The Old Mechanic said to no one in particular "Yep, better to be down here…
My mind mind left in musings of its own. I was 12, my Mom sat the phone down and said, “You stay here, your brother and I will be back soon.” Much later that night my brother came home. He put us to bed.
In the morning Mom and Dad showed up. Dad had a big band aid on his head and his arm was in a loose sling. The story started to unfold as we drove up to the crash site.
Dad had rode with some other men in a light plane up to Arkansas to interview a man to work for the Church. On the way back the plane was passing through a stationary front when the engine lost power.
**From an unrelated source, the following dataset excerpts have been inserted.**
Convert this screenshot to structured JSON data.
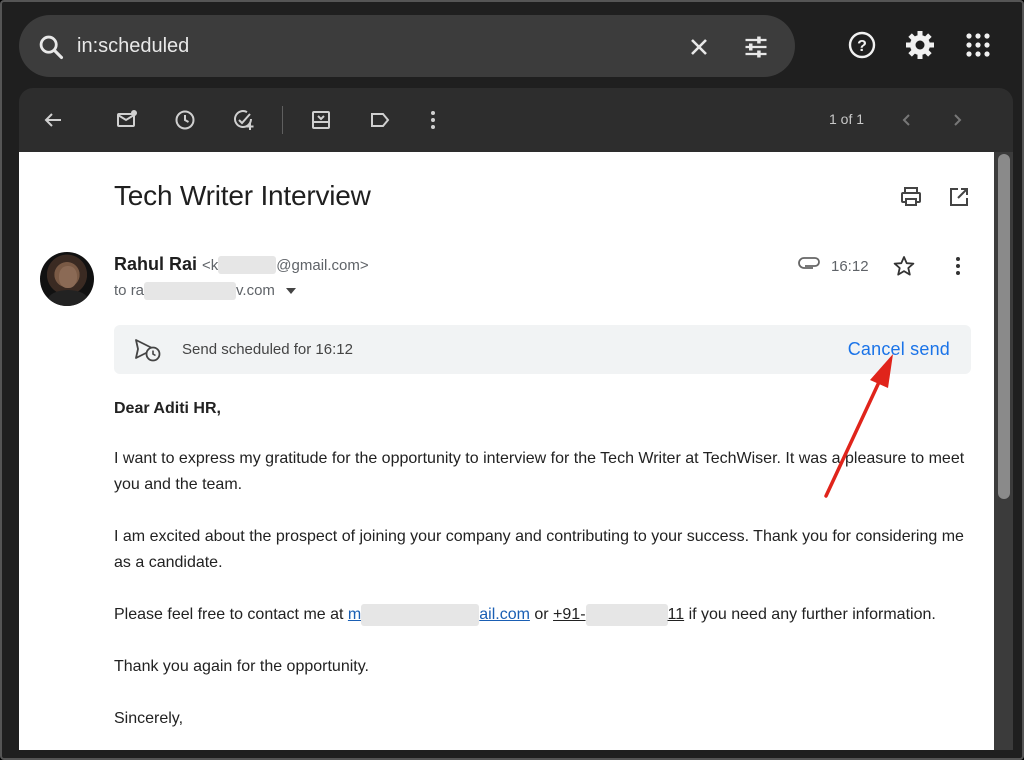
{
  "search": {
    "query": "in:scheduled"
  },
  "toolbar": {
    "pager": "1 of 1"
  },
  "email": {
    "subject": "Tech Writer Interview",
    "sender_name": "Rahul Rai",
    "sender_email_start": "<k",
    "sender_email_end": "@gmail.com>",
    "to_prefix": "to ",
    "to_start": "ra",
    "to_end": "v.com",
    "time": "16:12",
    "banner_text": "Send scheduled for 16:12",
    "cancel_label": "Cancel send",
    "greeting": "Dear Aditi HR,",
    "para1": "I want to express my gratitude for the opportunity to interview for the Tech Writer at TechWiser. It was a pleasure to meet you and the team.",
    "para2": "I am excited about the prospect of joining your company and contributing to your success. Thank you for considering me as a candidate.",
    "para3_start": "Please feel free to contact me at ",
    "email_link_start": "m",
    "email_link_end": "ail.com",
    "para3_or": " or ",
    "phone_start": "+91-",
    "phone_end": "11",
    "para3_end": " if you need any further information.",
    "para4": "Thank you again for the opportunity.",
    "closing": "Sincerely,"
  },
  "icons": {
    "search": "search-icon",
    "clear": "close-icon",
    "filters": "tune-icon",
    "help": "help-icon",
    "settings": "gear-icon",
    "apps": "apps-grid-icon",
    "back": "arrow-left-icon",
    "mark_unread": "mark-unread-icon",
    "snooze": "clock-icon",
    "add_task": "add-task-icon",
    "move": "move-to-icon",
    "label": "label-icon",
    "more": "more-vert-icon",
    "prev": "chevron-left-icon",
    "next": "chevron-right-icon",
    "print": "print-icon",
    "open_new": "open-in-new-icon",
    "attachment": "paperclip-icon",
    "star": "star-icon",
    "scheduled": "scheduled-send-icon",
    "arrow": "red-arrow-annotation"
  },
  "colors": {
    "accent": "#1a73e8",
    "annotation": "#e0241b"
  }
}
This particular plane would glide like a flat rock with no engine. They were descending over the Big Thicket. The place is all trees and a couple of curvy roads. The pilot slowed the plane and prepared to crash. He figured if he could get it slow enough, somebody might survive. Just a few hundred feet off of the ground the plane broke out of the clouds, and my Mom still swears it had to be a miracle, because the only straight road in the Thicket was under the plane. The pilot put the landing gear down and flared. It was that fast. The winds clipped a few mail boxes and just as the pilot eased on the brakes, the engine roared back to life and the plane lifted off and one wing clipped a high tension wire over the road. The plane spun around, left the road way and wrapped itself around a giant pine tree.
As I looked at the wreckage of what had been a fine airplane, I was amazed at just how delicate an airplane was. The metal that was ripped from the wings was no thicker than the note book paper I carried to school. Looking at the wreckage my mind was unable to grasp how three of the four men could walk away and how the fourth would be out of the hospital in a few days. Maybe it was a miracle.
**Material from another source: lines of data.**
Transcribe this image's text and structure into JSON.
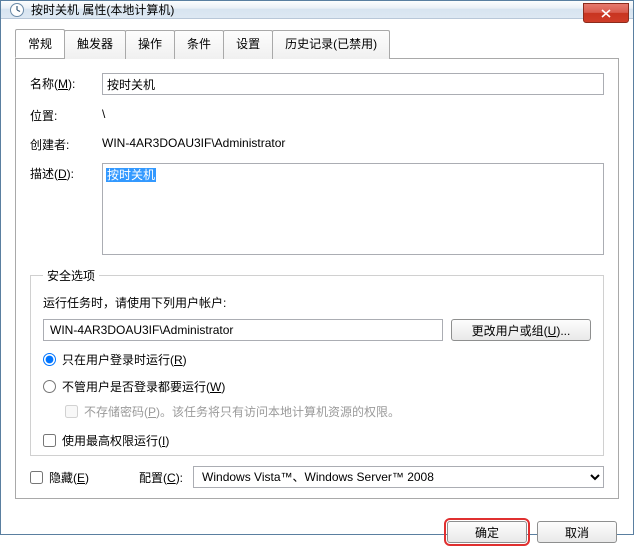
{
  "window": {
    "title": "按时关机 属性(本地计算机)"
  },
  "tabs": [
    "常规",
    "触发器",
    "操作",
    "条件",
    "设置",
    "历史记录(已禁用)"
  ],
  "general": {
    "name_label_pre": "名称(",
    "name_label_u": "M",
    "name_label_post": "):",
    "name_value": "按时关机",
    "location_label": "位置:",
    "location_value": "\\",
    "creator_label": "创建者:",
    "creator_value": "WIN-4AR3DOAU3IF\\Administrator",
    "desc_label_pre": "描述(",
    "desc_label_u": "D",
    "desc_label_post": "):",
    "desc_value": "按时关机"
  },
  "security": {
    "legend": "安全选项",
    "run_as_text": "运行任务时，请使用下列用户帐户:",
    "account": "WIN-4AR3DOAU3IF\\Administrator",
    "change_btn_pre": "更改用户或组(",
    "change_btn_u": "U",
    "change_btn_post": ")...",
    "radio1_pre": "只在用户登录时运行(",
    "radio1_u": "R",
    "radio1_post": ")",
    "radio2_pre": "不管用户是否登录都要运行(",
    "radio2_u": "W",
    "radio2_post": ")",
    "store_pwd_pre": "不存储密码(",
    "store_pwd_u": "P",
    "store_pwd_post": ")。该任务将只有访问本地计算机资源的权限。",
    "highest_pre": "使用最高权限运行(",
    "highest_u": "I",
    "highest_post": ")"
  },
  "bottom": {
    "hidden_pre": "隐藏(",
    "hidden_u": "E",
    "hidden_post": ")",
    "config_pre": "配置(",
    "config_u": "C",
    "config_post": "):",
    "config_value": "Windows Vista™、Windows Server™ 2008"
  },
  "footer": {
    "ok": "确定",
    "cancel": "取消"
  }
}
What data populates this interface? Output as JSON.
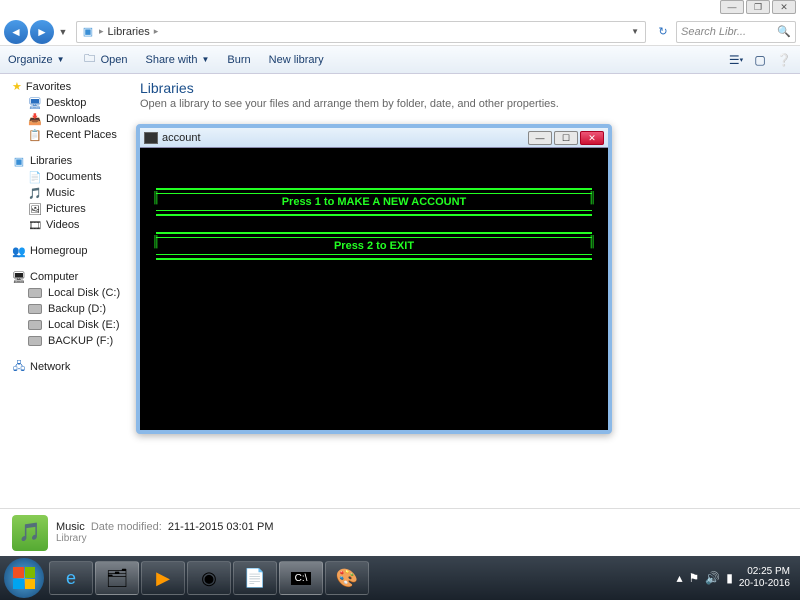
{
  "window_controls": {
    "min": "—",
    "max": "☐",
    "close": "✕"
  },
  "nav": {
    "breadcrumb_root": "Libraries",
    "search_placeholder": "Search Libr..."
  },
  "toolbar": {
    "organize": "Organize",
    "open": "Open",
    "share": "Share with",
    "burn": "Burn",
    "newlib": "New library"
  },
  "sidebar": {
    "favorites": "Favorites",
    "desktop": "Desktop",
    "downloads": "Downloads",
    "recent": "Recent Places",
    "libraries": "Libraries",
    "documents": "Documents",
    "music": "Music",
    "pictures": "Pictures",
    "videos": "Videos",
    "homegroup": "Homegroup",
    "computer": "Computer",
    "drive_c": "Local Disk (C:)",
    "drive_d": "Backup (D:)",
    "drive_e": "Local Disk  (E:)",
    "drive_f": "BACKUP (F:)",
    "network": "Network"
  },
  "main": {
    "title": "Libraries",
    "subtitle": "Open a library to see your files and arrange them by folder, date, and other properties."
  },
  "console": {
    "title": "account",
    "line1": "Press 1 to MAKE A NEW ACCOUNT",
    "line2": "Press 2 to EXIT"
  },
  "details": {
    "name": "Music",
    "modified_label": "Date modified:",
    "modified": "21-11-2015  03:01 PM",
    "type": "Library"
  },
  "taskbar": {
    "time": "02:25 PM",
    "date": "20-10-2016"
  }
}
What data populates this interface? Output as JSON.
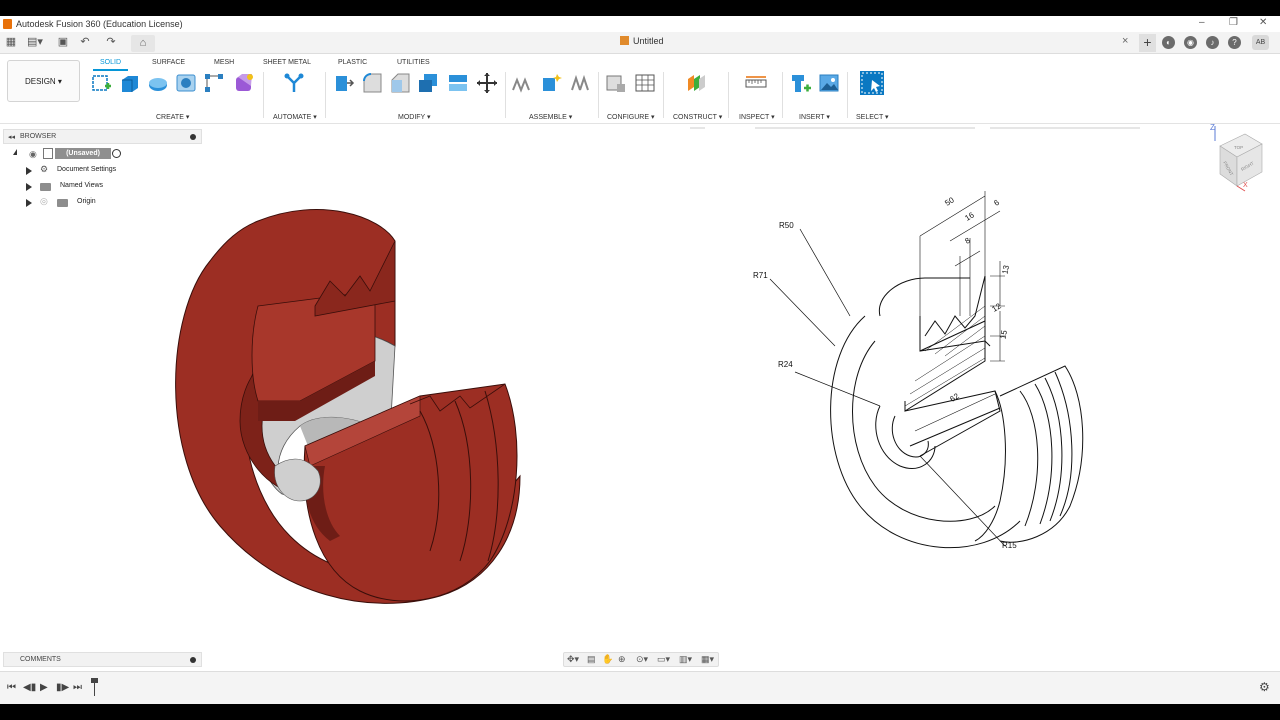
{
  "window": {
    "title": "Autodesk Fusion 360 (Education License)",
    "document_title": "Untitled",
    "user_initials": "AB"
  },
  "toolbar": {
    "workspace": "DESIGN",
    "tabs": [
      "SOLID",
      "SURFACE",
      "MESH",
      "SHEET METAL",
      "PLASTIC",
      "UTILITIES"
    ],
    "active_tab": "SOLID",
    "groups": [
      "CREATE",
      "AUTOMATE",
      "MODIFY",
      "ASSEMBLE",
      "CONFIGURE",
      "CONSTRUCT",
      "INSPECT",
      "INSERT",
      "SELECT"
    ]
  },
  "browser": {
    "header": "BROWSER",
    "root": "(Unsaved)",
    "items": [
      "Document Settings",
      "Named Views",
      "Origin"
    ]
  },
  "comments": {
    "label": "COMMENTS"
  },
  "drawing": {
    "dimensions": {
      "r50": "R50",
      "r71": "R71",
      "r24": "R24",
      "r15": "R15",
      "d50": "50",
      "d16": "16",
      "d6": "6",
      "d8": "8",
      "d13": "13",
      "d12": "12",
      "d15": "15",
      "d62": "62"
    }
  },
  "viewcube": {
    "top": "TOP",
    "front": "FRONT",
    "right": "RIGHT",
    "z": "Z",
    "x": "X"
  },
  "colors": {
    "accent": "#0696d7",
    "model": "#9c2e23",
    "model_dark": "#6e1d16",
    "inner": "#cfcfcf"
  }
}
My musings over, I realized about half my whiskey was gone and the hanger flying was in full swing.
The Old Mechanic was saying “Yep, I was ferrying a beat up Cessna 150, I did not trust that plane, and was keeping my eye out for a place to land; just in case. It was a good thing too, as the engine just up and quit. I lined up on one of my emergency spots and had just cleared a fence when I noticed the irrigation ditch across my landing path. I figured, well that will kill me if I hit it straight on. So, I started turning to the left, and landed on my left wheel in a left turn. I looked out the right window and couldn’t see anything but sky, and the left wing was just clearing the ground. I tensed up waiting for the crunch, but it never came. I had turned 90 degrees and was parallel to the ditch! I looked out the windshield and there was a barbed wire fence in front of me, so just stood on the left rudder and kept on turning. I slowed down enough that my right wheel just missed the fence and the right wing hung out over it. I kept on turning and by the time I stopped I had landed that plane in a circle!”
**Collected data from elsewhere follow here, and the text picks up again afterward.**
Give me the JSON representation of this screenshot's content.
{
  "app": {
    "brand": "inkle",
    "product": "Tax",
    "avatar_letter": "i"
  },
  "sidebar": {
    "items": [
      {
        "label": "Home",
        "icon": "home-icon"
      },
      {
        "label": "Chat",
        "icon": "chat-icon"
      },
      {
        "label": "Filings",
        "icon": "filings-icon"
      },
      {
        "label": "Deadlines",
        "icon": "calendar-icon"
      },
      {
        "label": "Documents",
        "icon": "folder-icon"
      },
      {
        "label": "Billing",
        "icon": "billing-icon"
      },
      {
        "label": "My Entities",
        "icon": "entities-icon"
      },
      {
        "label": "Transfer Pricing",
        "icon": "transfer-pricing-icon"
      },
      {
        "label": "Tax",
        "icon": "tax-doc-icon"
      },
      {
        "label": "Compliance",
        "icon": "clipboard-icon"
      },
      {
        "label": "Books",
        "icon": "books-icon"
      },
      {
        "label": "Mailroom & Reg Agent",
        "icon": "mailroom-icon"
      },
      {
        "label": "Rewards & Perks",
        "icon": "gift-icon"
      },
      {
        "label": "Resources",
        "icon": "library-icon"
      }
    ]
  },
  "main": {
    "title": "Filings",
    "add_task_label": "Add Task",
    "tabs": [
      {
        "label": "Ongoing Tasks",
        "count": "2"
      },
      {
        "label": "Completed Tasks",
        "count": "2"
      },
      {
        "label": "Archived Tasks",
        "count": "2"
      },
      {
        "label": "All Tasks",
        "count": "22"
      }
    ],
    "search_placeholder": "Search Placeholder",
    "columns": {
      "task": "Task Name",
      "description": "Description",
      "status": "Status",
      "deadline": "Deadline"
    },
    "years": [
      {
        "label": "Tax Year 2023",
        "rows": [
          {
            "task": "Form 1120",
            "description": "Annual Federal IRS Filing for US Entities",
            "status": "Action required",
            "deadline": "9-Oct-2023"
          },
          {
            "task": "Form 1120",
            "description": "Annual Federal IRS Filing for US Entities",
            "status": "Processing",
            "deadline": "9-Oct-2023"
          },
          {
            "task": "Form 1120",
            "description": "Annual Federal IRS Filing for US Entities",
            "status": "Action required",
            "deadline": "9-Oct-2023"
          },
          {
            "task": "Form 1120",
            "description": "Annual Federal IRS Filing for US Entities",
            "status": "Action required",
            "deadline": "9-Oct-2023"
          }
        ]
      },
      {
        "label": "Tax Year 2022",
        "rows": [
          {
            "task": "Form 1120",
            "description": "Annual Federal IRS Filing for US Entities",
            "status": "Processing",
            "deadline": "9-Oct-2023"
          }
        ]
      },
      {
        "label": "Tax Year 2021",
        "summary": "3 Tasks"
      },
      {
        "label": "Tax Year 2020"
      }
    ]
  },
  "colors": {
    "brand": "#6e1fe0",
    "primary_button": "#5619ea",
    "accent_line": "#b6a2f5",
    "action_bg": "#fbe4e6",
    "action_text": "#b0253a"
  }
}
My whiskey was finished about the time the story was, and the cold was creeping past the defenses of the heater so we broke up and went on home.
Friends,
They say as long as the plane is moving, you don’t quit flying it. We are like the passengers in that Cessna. We are looking out the right side window and can see the potential destruction passing under the wing. All our screams will not help, and about the time we start to feel some relief that the Mortgage Backed Securities mess will pass, we look up and see the Euro mess looking like a barbed wire fence menacing us like some kind of evil meat shredder.
Of course when the little plane in the story was finally stopped, the pilot was stuck in the middle of no where and the wings had to be taken off and the plane trucked back to a repair shop.
I bring all this up because we see the problems, but we do not have our hands on the levers of power. We have to, not only see the risks, but see how the people in power are going to respond to them. Nothing is static.